Full House: Another Pinoy Version

(In which there’s really another one.)
***

So as what I’ve heard from the commercial, GMA 7 is up for another Filipino adaptation of a high-rating Korean drama in 2004, “Full House”. Oh this was a very nice series. We were so engrossed to it that we forced ourselves to stay up late since it was aired at almost 11 PM. And when it was replayed for the nth time, we still find ourselves humming the Korean theme songs and singing the Tagalog version of “The Three Little Bears”.

Now going back to the Filipino version, I just found out that the counterparts of Rain and Song Hye Kyo are Richard Gutierrez and Heart Evangelista.

Is it just me or they really don’t look good together?

Anyway, so that was a nice series. But since this post has gotten a space in this so-so blog means that I either have a positive or a negative say to it. And I’m sorry to say that it is the latter.

I haven’t had enough bonding time with our TV set recently so I cannot really give a sound dscription of what the first two versions of other Korean dramas were but they should be good. Doesn’t Regine Velazquez give justice to Kim Sam Soon? And Dingdong and Rhian look charming in Stairway to Heaven, don’t they? Yet to have Full house really – as in physically and not just audibly – Tagalized, is, I guess, a little over the top. Although ideas may come everywhere and it’s the development of an idea that really counts, repeatedly developing ideas that are not yours is just sad.

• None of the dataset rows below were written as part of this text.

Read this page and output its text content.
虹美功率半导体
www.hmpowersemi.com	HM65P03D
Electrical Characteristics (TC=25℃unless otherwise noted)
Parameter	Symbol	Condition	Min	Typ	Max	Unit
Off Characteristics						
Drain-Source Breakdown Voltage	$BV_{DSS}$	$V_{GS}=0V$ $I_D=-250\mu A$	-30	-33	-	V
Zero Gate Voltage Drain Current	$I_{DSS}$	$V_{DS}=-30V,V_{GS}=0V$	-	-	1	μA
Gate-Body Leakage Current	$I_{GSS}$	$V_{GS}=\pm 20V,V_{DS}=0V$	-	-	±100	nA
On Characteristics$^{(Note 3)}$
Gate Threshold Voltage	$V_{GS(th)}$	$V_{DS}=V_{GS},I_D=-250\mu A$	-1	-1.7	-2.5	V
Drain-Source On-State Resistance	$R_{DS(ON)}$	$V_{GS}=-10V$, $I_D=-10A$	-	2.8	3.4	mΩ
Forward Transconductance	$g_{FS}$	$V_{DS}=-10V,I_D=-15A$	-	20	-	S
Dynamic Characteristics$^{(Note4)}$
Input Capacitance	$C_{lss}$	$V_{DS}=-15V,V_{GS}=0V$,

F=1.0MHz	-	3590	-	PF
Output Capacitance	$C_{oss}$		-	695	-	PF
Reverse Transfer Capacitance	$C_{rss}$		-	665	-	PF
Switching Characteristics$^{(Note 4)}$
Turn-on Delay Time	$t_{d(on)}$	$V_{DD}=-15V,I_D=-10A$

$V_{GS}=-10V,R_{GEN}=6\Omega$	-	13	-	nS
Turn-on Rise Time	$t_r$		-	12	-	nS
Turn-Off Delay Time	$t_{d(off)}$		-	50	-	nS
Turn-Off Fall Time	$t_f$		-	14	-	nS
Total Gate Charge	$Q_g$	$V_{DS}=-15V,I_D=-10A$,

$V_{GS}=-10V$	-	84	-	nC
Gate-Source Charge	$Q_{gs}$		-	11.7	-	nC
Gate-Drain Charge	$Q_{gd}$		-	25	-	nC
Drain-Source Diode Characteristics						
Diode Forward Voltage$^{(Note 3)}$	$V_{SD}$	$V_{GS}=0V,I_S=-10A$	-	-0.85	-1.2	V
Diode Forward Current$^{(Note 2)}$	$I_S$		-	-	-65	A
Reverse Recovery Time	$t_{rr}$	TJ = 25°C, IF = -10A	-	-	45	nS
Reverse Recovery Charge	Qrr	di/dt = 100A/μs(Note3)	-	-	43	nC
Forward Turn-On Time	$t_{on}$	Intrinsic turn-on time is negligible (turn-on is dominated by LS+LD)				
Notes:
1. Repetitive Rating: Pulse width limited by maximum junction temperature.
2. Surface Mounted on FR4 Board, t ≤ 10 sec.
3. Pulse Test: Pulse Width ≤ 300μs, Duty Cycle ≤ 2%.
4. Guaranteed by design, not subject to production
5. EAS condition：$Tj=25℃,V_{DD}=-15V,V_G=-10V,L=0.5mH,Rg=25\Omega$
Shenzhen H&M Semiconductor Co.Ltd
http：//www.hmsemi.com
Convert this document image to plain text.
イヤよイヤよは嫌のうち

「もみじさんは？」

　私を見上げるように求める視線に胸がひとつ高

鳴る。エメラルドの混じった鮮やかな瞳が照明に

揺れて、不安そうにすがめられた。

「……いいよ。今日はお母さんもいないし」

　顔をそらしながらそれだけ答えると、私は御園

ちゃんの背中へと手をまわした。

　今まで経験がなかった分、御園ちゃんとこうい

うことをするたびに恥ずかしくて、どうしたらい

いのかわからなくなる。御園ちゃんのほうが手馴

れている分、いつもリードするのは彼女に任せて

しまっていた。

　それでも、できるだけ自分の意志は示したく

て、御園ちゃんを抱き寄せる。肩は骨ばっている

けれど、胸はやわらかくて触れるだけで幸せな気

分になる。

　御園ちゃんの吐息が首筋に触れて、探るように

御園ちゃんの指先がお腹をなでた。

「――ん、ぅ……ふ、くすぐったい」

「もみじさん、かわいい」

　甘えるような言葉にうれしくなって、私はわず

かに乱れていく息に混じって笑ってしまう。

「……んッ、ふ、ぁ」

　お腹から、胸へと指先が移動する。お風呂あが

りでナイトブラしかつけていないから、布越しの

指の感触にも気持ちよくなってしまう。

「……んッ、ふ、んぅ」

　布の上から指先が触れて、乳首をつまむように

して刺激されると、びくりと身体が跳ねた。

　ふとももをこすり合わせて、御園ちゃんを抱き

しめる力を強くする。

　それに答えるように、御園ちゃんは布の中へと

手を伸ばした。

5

I have to admit that I really took my hat off to programs which are adaptations of authentic Filipino stories and comics. I believe it’s good since it revives the awareness of the youth regarding the works of Filipino artists. At least they know Mars Ravelo and Carlo J. Caparas as well as their Marvel.

Well right now, I don’t understand why they keep on remaking Korean dramas when coming up with an original is much more rewarding. And I thought we’ve had enough of Wonder Girls and 2NE1 all over the radio stations, Korean dramas all over television and Koreans themselves all over the archipelago. Please do not brand me ungrateful or whatever; they are the reason why I’m not unemployed now. And I like them too. But what’s happening now is just a little too much. And as the adage say, too much of anything is never good.